At any rate, we had decided last night that we weren't going to spend a lot of time in the markets or on the Ponte Vecchio.  Of course, we did have to walk by them as Mike hadn't been in Florence for five years, and I wanted to show him a few new
things.  We went into the Duomo for Mass, but we just missed it, so we sat and prayed for a bit before we headed out to the one big thing on our list, the Galileo Museum.

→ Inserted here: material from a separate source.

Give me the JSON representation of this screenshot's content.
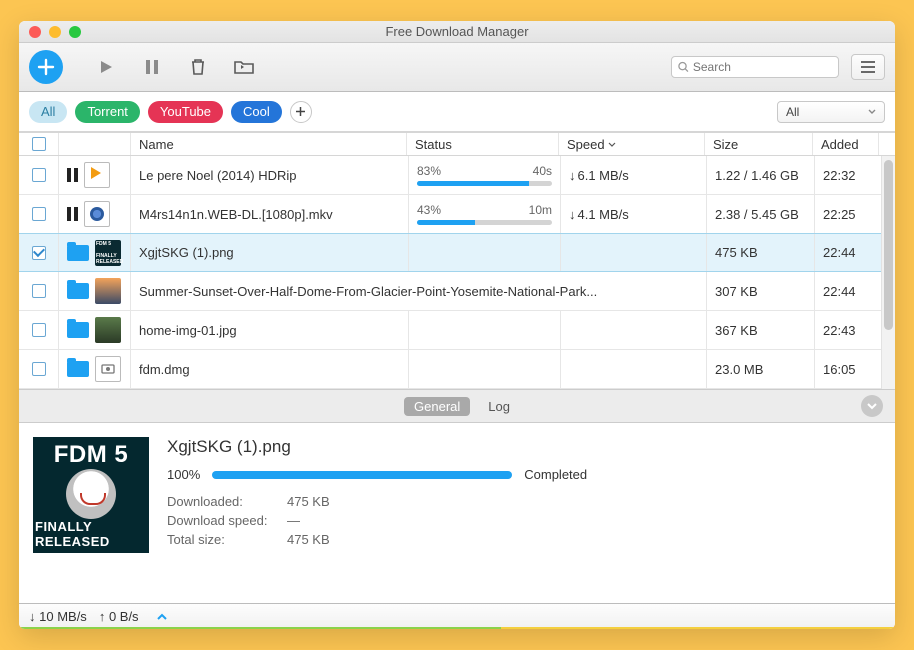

Michelangelo's compass, ca. 16th century
Charlene and Deb from Group 1 went into it last month and enjoyed it a lot, so I told Mike that maybe we should check it out.  Galileo (1564-1648) was, as you might remember, an astronomer, physicist, engineer, philosopher, and mathematician. In addition, he worked on improving the telescope, invented an improved compass, and worked in science and technology.  He is widely known as the father of modern physics, modern astronomy, and modern science.

 So, I don't want to go into a big history lesson because, quite frankly, who cares?  (I'm being honest here, folks.)  Mike and I were stunned at what those men accomplished in the 15 and 16 centuries.  While we were looking at astronomical charts, I overheard one guy say, "How did they do this, do  you suppose?"  He was looking at an map of the stars from the 16th century.

"One man probably had to stand in the same spot every single night of the year until he had the map done," said his colleague.  He was probably not so far off.

Odometer, ca. 1750
Science never interested me enough to make me want to study physics or medicine (as my father tried to force me to do), but I find this stuff pretty interesting because I wonder how the hell those guys did what they did 400+ years ago with the little knowledge that they had then.  They guy who mentioned making the astronomy map had a point.  Did some guy stand in the same spot for one year and mark things down?  How did he know he had this star or that one?  Think about it.

How did they make that world map in 1452?  How could they determine land shape, form, and mass simply by sailing around it?  They couldn't fly above it to see if they were right.  It boggles my mind.
Meteorological map, ca 16th Century
Mike found the most interesting things in the museum, though.

"Would you look at these?" he said to me as I walked by one case that held what looked like moldy hot dogs in two glass containers.

"What are those?" I asked him.
"Galileo's fingers."

Galileo's index finger

After he picked me up from the floor and revived me, I got out of that room as fast as I could.